Minnesota Scientists Look to Plant a Forest for a New Climate
Jordan Davidson, EcoWatch
Davidson writes: "The landscape of Minnesota is changing as the climate crisis intensifies. Animals and plants that once were only found in the southern part of the state have moved north, suggesting that as the climate changes, Minnesota, by 2100, will start to resemble an environment similar to the one found in Kansas, a few states to the south."

EXCERPT:

"The trees are going downhill fast," Kolka said. "The changes to the plant community are like the canary in the coal mine.
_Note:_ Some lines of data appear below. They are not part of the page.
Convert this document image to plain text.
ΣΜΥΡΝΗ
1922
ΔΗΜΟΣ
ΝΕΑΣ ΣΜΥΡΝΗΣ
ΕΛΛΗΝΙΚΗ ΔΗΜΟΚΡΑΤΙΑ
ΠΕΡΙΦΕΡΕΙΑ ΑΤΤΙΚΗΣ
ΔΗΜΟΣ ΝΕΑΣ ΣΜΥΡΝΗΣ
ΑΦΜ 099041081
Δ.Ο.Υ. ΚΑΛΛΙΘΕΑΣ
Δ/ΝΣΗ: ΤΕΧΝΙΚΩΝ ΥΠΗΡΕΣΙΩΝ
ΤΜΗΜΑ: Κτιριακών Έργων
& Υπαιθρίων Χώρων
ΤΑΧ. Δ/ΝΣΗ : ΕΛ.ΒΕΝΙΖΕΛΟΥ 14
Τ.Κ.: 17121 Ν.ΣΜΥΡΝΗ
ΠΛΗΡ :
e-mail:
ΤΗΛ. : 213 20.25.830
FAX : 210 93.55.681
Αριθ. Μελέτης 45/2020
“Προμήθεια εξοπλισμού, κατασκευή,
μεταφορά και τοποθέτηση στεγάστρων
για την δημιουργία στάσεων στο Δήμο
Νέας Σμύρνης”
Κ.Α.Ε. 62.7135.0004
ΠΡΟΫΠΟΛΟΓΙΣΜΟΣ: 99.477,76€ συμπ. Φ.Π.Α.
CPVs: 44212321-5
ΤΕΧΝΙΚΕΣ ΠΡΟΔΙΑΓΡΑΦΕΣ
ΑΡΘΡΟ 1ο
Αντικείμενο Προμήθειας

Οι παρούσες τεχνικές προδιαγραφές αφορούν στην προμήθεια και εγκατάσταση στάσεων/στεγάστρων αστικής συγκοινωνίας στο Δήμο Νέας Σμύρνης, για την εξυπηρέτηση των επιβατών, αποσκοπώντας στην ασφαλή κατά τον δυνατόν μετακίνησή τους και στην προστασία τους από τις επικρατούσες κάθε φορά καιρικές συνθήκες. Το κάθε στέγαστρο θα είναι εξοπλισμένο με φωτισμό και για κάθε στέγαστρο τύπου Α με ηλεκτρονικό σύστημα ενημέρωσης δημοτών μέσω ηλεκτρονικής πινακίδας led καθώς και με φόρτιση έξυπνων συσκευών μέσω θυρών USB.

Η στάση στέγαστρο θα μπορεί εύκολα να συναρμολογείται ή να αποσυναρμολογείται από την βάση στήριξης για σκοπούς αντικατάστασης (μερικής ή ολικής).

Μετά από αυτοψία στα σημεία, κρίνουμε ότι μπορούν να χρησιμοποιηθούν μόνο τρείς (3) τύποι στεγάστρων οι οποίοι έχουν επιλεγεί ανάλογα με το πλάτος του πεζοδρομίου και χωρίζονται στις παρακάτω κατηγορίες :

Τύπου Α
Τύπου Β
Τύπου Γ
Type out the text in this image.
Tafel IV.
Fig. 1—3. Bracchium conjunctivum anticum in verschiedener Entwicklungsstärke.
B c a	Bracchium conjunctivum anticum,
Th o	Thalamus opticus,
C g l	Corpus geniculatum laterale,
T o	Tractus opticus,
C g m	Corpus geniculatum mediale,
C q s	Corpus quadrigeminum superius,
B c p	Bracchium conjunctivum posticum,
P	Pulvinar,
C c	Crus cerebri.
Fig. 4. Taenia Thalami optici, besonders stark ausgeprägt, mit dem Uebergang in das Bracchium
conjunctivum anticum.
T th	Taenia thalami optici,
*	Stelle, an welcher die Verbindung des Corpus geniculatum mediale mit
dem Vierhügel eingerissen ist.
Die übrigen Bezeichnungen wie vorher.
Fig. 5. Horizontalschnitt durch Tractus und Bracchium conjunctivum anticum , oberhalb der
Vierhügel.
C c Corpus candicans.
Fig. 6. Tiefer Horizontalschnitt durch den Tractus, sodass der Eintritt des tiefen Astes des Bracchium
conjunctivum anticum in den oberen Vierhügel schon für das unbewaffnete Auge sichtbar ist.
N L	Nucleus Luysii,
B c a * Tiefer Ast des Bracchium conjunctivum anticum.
Once you start seeing changes to the plant communities, you can expect to see bigger changes up the ecosystem scale."
One of the bolder parts of the experimental forest is the planting of trees that once would not have been found here, but that are expected to flourish in the future that scientists foresee in Minnesota's North Woods.
"The worst-case scenario is if we don't do something like this, we'll have no forest," said Brian Palik, a longtime ecologist with the Forest Service's Northern Research Station, to The Washington Post. "Our broad objective is to look at ways to keep forests on the landscape. It may be a different forest. I like to say that it may not be your grandfather's forest, but it will be your grandchildren's forest."
"It's not that this is going to happen. It's that it's already happening," he added of the changes that the warming climate is bringing to the North Woods. "The time to act is now."